"Do—do you think he has gone mad?" asked Julia, with clasped hands and tearful eyes.

"My dear Mark, I think something ought to be done,—some one ought to go after her," says Portia, nervously. "He really looked quite dreadful."

"I'll go," says Roger, angrily.

"No, you won't," says Sir Mark, catching hold of him. "Let them have it out,—it is far the best thing. And if she gets a regular, right-down, uncommonly good scolding, as I hope she will"—viciously,—"I can only say she richly deserves it."

"I can only say I don't know whether I am standing on my head or on my heels," says Mr. Browne, drawing a long breath; "I feel cheap. Any one might have me now for little or nothing—quite a bargain."

"I don't think you'd be a bargain at any price," says Sir Mark; but this touching tribute to his inestimable qualities is passed over by Mr. Browne in a silence that is almost sublime.

"To think Stephen could look like that!" he goes on, as evenly as if Sir Mark had never spoken. "Why, Irving is a fool to him.
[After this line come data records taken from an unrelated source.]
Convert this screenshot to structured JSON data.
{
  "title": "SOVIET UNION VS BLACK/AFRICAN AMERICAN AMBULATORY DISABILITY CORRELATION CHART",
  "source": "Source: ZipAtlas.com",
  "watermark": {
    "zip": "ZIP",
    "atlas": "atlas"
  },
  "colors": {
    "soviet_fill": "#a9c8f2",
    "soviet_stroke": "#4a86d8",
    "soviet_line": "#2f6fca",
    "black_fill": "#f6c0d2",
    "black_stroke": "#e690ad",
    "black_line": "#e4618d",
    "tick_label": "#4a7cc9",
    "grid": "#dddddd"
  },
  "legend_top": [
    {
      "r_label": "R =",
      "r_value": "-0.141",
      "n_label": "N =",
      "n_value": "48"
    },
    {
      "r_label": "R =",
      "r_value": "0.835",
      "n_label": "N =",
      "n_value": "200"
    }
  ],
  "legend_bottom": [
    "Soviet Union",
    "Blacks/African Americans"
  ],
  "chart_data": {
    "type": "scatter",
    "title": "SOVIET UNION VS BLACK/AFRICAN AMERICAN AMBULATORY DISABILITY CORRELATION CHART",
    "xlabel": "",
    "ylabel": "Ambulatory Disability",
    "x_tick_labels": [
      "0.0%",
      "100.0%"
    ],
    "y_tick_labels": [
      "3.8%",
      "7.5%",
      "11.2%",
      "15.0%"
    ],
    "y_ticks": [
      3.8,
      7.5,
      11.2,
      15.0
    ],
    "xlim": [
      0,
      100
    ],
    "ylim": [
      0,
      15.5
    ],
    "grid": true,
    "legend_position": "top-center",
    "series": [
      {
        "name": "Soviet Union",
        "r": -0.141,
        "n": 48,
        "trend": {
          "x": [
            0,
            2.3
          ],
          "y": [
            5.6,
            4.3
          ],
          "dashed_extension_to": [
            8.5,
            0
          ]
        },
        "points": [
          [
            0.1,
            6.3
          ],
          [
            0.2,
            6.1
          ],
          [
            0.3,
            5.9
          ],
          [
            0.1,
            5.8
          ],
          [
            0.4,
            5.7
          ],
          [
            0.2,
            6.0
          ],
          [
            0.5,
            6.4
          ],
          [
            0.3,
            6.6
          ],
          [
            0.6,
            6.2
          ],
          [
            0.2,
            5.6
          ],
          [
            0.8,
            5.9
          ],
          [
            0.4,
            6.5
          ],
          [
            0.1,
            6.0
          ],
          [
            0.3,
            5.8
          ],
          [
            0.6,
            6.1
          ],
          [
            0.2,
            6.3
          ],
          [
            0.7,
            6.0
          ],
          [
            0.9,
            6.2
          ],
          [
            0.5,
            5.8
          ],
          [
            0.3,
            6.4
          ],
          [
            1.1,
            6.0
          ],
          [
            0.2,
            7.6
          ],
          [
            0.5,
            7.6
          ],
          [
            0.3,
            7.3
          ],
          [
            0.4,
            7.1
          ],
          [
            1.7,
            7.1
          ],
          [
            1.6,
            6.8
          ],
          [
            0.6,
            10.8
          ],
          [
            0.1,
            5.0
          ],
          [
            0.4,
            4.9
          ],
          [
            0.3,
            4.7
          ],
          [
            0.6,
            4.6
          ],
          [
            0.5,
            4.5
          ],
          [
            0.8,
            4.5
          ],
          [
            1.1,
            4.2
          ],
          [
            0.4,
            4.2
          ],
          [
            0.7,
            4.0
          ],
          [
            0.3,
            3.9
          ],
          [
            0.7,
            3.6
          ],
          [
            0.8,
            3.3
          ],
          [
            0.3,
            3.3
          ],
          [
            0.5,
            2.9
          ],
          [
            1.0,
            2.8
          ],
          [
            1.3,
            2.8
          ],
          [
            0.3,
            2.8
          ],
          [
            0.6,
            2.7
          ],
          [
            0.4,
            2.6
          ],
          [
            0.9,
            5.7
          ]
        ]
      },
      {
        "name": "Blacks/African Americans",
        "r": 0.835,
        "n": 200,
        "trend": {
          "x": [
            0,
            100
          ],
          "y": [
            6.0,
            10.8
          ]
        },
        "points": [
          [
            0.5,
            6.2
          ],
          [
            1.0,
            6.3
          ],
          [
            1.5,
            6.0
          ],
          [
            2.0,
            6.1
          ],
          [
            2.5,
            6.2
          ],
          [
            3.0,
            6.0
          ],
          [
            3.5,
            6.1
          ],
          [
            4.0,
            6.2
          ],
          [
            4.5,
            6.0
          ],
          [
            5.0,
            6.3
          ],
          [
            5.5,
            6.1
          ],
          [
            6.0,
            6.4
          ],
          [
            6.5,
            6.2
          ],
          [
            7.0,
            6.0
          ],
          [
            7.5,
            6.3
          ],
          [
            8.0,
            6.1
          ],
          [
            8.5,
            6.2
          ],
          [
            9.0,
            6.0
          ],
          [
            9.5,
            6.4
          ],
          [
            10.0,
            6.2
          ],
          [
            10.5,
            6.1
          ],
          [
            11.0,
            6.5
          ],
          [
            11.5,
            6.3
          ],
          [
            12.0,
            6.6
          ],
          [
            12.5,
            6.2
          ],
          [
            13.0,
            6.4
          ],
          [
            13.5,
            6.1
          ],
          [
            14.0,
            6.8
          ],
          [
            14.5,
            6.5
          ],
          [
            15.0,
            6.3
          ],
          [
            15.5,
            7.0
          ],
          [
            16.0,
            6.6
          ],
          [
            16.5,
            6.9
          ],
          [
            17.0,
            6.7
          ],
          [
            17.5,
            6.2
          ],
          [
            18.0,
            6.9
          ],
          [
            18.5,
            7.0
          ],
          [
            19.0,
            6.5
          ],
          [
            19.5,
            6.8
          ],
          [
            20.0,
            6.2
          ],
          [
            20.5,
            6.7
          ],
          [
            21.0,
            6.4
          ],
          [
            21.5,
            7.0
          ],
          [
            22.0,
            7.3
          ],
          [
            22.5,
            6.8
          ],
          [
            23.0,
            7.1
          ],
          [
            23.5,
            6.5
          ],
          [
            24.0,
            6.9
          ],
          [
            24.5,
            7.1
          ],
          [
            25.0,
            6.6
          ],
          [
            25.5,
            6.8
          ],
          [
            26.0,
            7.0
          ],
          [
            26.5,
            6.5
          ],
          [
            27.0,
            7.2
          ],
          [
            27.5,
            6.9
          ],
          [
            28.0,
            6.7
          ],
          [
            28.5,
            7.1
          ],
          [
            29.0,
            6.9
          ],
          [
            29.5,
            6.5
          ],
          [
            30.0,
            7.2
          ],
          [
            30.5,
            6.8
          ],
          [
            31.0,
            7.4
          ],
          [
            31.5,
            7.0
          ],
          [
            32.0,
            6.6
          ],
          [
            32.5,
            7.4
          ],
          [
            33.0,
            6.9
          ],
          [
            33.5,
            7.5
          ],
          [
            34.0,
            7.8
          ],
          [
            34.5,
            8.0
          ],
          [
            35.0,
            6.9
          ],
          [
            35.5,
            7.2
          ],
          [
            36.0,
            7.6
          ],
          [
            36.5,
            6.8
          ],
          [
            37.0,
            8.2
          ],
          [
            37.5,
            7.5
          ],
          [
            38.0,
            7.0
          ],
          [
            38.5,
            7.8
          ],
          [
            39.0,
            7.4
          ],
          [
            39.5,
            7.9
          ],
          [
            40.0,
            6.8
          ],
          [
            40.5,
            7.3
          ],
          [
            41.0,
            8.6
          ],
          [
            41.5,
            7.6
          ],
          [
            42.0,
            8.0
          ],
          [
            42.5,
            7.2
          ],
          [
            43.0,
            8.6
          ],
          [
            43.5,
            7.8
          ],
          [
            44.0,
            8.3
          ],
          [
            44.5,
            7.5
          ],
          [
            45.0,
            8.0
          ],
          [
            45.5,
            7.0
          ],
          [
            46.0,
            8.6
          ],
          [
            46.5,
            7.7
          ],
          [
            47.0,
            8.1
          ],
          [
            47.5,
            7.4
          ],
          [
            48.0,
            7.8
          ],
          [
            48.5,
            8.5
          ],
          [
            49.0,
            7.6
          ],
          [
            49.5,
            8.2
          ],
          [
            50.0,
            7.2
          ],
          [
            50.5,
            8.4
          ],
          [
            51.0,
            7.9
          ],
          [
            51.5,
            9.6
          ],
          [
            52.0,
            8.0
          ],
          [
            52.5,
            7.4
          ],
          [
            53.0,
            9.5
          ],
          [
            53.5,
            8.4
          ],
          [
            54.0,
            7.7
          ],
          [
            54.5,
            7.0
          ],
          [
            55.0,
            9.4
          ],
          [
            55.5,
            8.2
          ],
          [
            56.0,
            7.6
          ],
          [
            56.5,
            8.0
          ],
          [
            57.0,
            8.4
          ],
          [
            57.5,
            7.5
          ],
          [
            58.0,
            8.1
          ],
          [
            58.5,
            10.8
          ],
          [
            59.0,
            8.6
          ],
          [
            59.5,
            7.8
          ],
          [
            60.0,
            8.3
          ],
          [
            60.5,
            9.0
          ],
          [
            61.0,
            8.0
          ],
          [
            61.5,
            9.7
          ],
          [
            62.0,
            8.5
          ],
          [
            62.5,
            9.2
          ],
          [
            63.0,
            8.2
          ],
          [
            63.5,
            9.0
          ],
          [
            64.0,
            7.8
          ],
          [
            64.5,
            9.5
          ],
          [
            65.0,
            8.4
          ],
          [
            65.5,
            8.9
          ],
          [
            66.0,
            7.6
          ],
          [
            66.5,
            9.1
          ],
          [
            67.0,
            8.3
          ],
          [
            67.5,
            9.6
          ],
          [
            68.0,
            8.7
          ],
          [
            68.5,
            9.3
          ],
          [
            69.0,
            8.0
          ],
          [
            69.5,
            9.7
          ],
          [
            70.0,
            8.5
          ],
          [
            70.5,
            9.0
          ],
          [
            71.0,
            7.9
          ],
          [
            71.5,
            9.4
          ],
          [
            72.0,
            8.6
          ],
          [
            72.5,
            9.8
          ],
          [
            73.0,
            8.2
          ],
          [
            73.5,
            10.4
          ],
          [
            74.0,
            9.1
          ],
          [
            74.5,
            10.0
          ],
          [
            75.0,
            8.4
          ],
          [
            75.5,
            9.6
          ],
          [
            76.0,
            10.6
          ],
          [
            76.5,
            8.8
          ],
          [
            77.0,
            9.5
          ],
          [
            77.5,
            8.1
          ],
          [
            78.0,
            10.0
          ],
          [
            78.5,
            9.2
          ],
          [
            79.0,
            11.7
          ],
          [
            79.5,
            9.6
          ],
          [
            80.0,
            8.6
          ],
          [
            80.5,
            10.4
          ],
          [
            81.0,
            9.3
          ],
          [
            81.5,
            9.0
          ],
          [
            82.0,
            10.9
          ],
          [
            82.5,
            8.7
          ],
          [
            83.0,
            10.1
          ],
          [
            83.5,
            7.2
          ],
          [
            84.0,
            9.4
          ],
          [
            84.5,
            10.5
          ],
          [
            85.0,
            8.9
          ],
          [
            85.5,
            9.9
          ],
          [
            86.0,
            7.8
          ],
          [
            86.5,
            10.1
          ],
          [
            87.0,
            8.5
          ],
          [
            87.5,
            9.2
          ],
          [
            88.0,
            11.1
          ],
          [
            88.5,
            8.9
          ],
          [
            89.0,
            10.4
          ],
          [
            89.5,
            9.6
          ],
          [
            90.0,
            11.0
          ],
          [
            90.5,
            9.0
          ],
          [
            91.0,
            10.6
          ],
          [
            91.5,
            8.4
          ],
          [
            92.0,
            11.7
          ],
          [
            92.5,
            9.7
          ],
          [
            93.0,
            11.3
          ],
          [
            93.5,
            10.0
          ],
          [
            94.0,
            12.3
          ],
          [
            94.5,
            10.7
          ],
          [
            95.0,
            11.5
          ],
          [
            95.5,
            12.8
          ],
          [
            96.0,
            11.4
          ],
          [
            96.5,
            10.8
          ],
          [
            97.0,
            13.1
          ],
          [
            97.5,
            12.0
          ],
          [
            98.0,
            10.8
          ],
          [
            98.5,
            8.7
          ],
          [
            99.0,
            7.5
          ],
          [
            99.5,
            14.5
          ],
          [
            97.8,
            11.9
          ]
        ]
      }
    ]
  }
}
Tragedy is plainly his forte. Really, one never knows of what these æsthetic-looking people are capable. He looked murderous."

At this awful word the children—who have been silent and most attentive spectators of the late scene, and who have been enchanted with it—turn quite pale, and whisper together in a subdued fashion. When the whispering has reached a certain point, the Boodie gives Jacky an encouraging push, whereupon that young hero darts away from her side like an arrow from a bow, and disappears swiftly round the corner.

Meanwhile, having arrived at the Beeches, a rather remote part of the ground, beautiful in Summer because of the luxuriant foliage of the trees, but now bleak and bare beneath the rough touch of Winter, Stephen stops short and faces his companion steadily. His glance is stern and unforgiving; his whole bearing relentless and forbidding.

To say Miss Blount is feeling nervous would be saying very little. She is looking crushed in anticipation by the weight of the thunderbolt she knows is about to fall. Presently it descends, and once down, she acknowledges to herself it was only a shock after all, worse in the fancy than in the reality; as are most of our daily fears.